9. In K.T.S. (Singapore) PLC Ltd. v. Associated Forest Products (Pvt.) Ltd. [1996] 85 Comp Cas 190, the Calcutta High Court held that allegations of defective material, the right to a discount, and the entitlement to damages were known to the company. No steps were taken to realise any part of such loss or to assert the right to discount and unconditional acknowledgment of the liability to pay the entire amount was made by the respondent-company by telex message and memorandum of understanding and also the document of guarantee, and that respondent-company did not choose to give reply to the statutory notice and in the aforesaid circumstances, it was held that the debt was due and thus the court rejected all other defence. The presumption of insolvency was raised and winding up was admitted. Both the aforesaid cases decided by the Bombay High Court and the Calcutta High Court are distinguishable on the facts, In the present case, there is no acknowledgment of debt. The respondent-company never, by conduct or by inference, admitted the liability. On the contrary, the petitioner-company could not deny that the rent was due, but tried to defend its liability on the ground that it cannot be made the subject matter of adjudication in this proceeding.

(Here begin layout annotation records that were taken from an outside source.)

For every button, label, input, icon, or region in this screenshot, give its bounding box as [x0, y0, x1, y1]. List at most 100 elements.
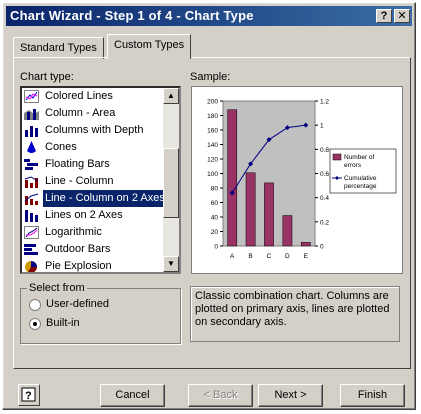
- bar: [282, 215, 293, 247]
- list-item-label: Outdoor Bars: [45, 243, 111, 255]
- sample-label: Sample:: [190, 71, 231, 83]
- cones-icon: [24, 141, 39, 154]
- tab-custom-types-label: Custom Types: [114, 39, 185, 51]
- y-tick-label: 80: [211, 186, 219, 193]
- next-label: Next >: [274, 389, 307, 401]
- x-tick-label: B: [248, 253, 252, 260]
- radio-circle[interactable]: [29, 299, 41, 311]
- legend-label-cumulative: Cumulative: [344, 175, 377, 182]
- lines-2axes-icon: [24, 209, 39, 222]
- y-tick-label: 120: [207, 157, 218, 164]
- back-button[interactable]: < Back: [188, 384, 253, 407]
- sample-chart: 0 20 40 60 80 100 120 140 160 180 200 0 0.2 0.4 0.6 0.8…: [207, 99, 397, 260]
- svg-text:?: ?: [25, 390, 32, 402]
- radio-built-in-label: Built-in: [46, 317, 80, 329]
- y2-tick-label: 1: [320, 123, 324, 130]
- y2-tick-label: 0.8: [320, 147, 329, 154]
- finish-button[interactable]: Finish: [340, 384, 405, 407]
- radio-built-in[interactable]: Built-in: [29, 316, 169, 332]
- radio-user-defined[interactable]: User-defined: [29, 297, 169, 313]
- y-tick-label: 160: [207, 128, 218, 135]
- list-item-label: Lines on 2 Axes: [45, 209, 123, 221]
- list-item-label: Cones: [45, 141, 77, 153]
- bar: [227, 109, 238, 247]
- list-item-label: Columns with Depth: [45, 124, 144, 136]
- office-assistant-icon: ?: [21, 387, 36, 402]
- tab-standard-types[interactable]: Standard Types: [13, 37, 104, 59]
- y2-tick-label: 0.4: [320, 195, 329, 202]
- cancel-button[interactable]: Cancel: [100, 384, 165, 407]
- y-tick-label: 140: [207, 142, 218, 149]
- y2-tick-label: 0: [320, 244, 324, 251]
- radio-dot-icon: [33, 322, 37, 326]
- list-item-colored-lines[interactable]: Colored Lines: [22, 88, 162, 105]
- legend-bar-swatch: [332, 153, 342, 161]
- outdoor-bars-icon: [24, 243, 39, 256]
- window-title: Chart Wizard - Step 1 of 4 - Chart Type: [10, 8, 254, 23]
- columns-depth-icon: [24, 124, 39, 137]
- pie-explosion-icon: [24, 260, 39, 272]
- select-from-group: Select from User-defined Built-in: [20, 282, 181, 344]
- radio-user-defined-label: User-defined: [46, 298, 109, 310]
- list-item-label: Pie Explosion: [45, 260, 112, 272]
- list-item-label: Line - Column on 2 Axes: [42, 189, 168, 208]
- scroll-thumb[interactable]: [163, 148, 179, 218]
- select-from-label: Select from: [27, 282, 87, 294]
- line-column-2axes-icon: [24, 192, 39, 205]
- close-button[interactable]: ✕: [394, 9, 410, 23]
- back-label: < Back: [203, 389, 238, 401]
- list-item-logarithmic[interactable]: Logarithmic: [22, 224, 162, 241]
- line-column-icon: [24, 175, 39, 188]
- tab-standard-types-label: Standard Types: [20, 42, 97, 54]
- y2-tick-label: 1.2: [320, 99, 329, 106]
- list-item-line-column-on-2-axes[interactable]: Line - Column on 2 Axes: [22, 189, 168, 208]
- list-item-outdoor-bars[interactable]: Outdoor Bars: [22, 241, 162, 258]
- legend-label-errors: Number of: [344, 154, 375, 161]
- x-tick-label: A: [230, 253, 235, 260]
- radio-circle-checked[interactable]: [29, 318, 41, 330]
- list-item-label: Colored Lines: [45, 90, 113, 102]
- title-bar[interactable]: Chart Wizard - Step 1 of 4 - Chart Type …: [6, 6, 412, 26]
- y-tick-label: 200: [207, 99, 218, 106]
- tab-custom-types[interactable]: Custom Types: [107, 34, 192, 59]
- bar: [264, 182, 274, 247]
- scroll-up-arrow-icon[interactable]: ▲: [163, 88, 179, 104]
- list-item-column-area[interactable]: Column - Area: [22, 105, 162, 122]
- list-item-cones[interactable]: Cones: [22, 139, 162, 156]
- list-item-floating-bars[interactable]: Floating Bars: [22, 156, 162, 173]
- bar: [245, 172, 256, 247]
- next-button[interactable]: Next >: [258, 384, 323, 407]
- y-tick-label: 40: [211, 215, 219, 222]
- logarithmic-icon: [24, 226, 39, 239]
- list-item-label: Logarithmic: [45, 226, 102, 238]
- y-tick-label: 20: [211, 229, 219, 236]
- chart-type-list[interactable]: Colored Lines Column - Area Columns with…: [20, 86, 181, 274]
- list-item-pie-explosion[interactable]: Pie Explosion: [22, 258, 162, 272]
- chart-description: Classic combination chart. Columns are p…: [190, 286, 400, 342]
- y-tick-label: 100: [207, 171, 218, 178]
- colored-lines-icon: [24, 90, 39, 103]
- cancel-label: Cancel: [115, 389, 150, 401]
- floating-bars-icon: [24, 158, 39, 171]
- title-help-button[interactable]: ?: [376, 9, 392, 23]
- sample-preview: 0 20 40 60 80 100 120 140 160 180 200 0 0.2 0.4 0.6 0.8…: [191, 86, 403, 274]
- y2-tick-label: 0.2: [320, 219, 329, 226]
- y-tick-label: 0: [214, 244, 218, 251]
- list-item-label: Floating Bars: [45, 158, 110, 170]
- x-tick-label: E: [304, 253, 309, 260]
- y-tick-label: 60: [211, 200, 219, 207]
- y-tick-label: 180: [207, 113, 218, 120]
- y2-tick-label: 0.6: [320, 171, 329, 178]
- list-item-label: Column - Area: [45, 107, 116, 119]
- scroll-down-arrow-icon[interactable]: ▼: [163, 256, 179, 272]
- list-item-columns-with-depth[interactable]: Columns with Depth: [22, 122, 162, 139]
- list-item-label: Line - Column: [45, 175, 114, 187]
- bar: [300, 242, 311, 247]
- list-scrollbar[interactable]: ▲ ▼: [163, 88, 179, 272]
- office-assistant-button[interactable]: ?: [18, 384, 40, 406]
- column-area-icon: [24, 107, 39, 120]
- chart-type-label: Chart type:: [20, 71, 74, 83]
- finish-label: Finish: [357, 389, 388, 401]
- list-item-line-column[interactable]: Line - Column: [22, 173, 162, 190]
- list-item-lines-on-2-axes[interactable]: Lines on 2 Axes: [22, 207, 162, 224]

10. Sri Navin Sinha, senior advocate, has produced before the court the last audited balance-sheet of the respondent-company for the year ending March 31, 2001. The respondent-company is a profit-making company and has shown income of Rs. 136,232,009.09 in the relevant year and profit available for appropriation is Rs. 19,805,708.78. It has fixed assets of Rs. 21,904,506.19 and investments of Rs. 14,118,580.43. The company as such is enjoying a sound financial health.
11. In the aforesaid facts and circumstances, I do not find any ground to issue notice under Rule 24 of the Companies (Court) Rules, 1959. The company petition is accordingly dismissed.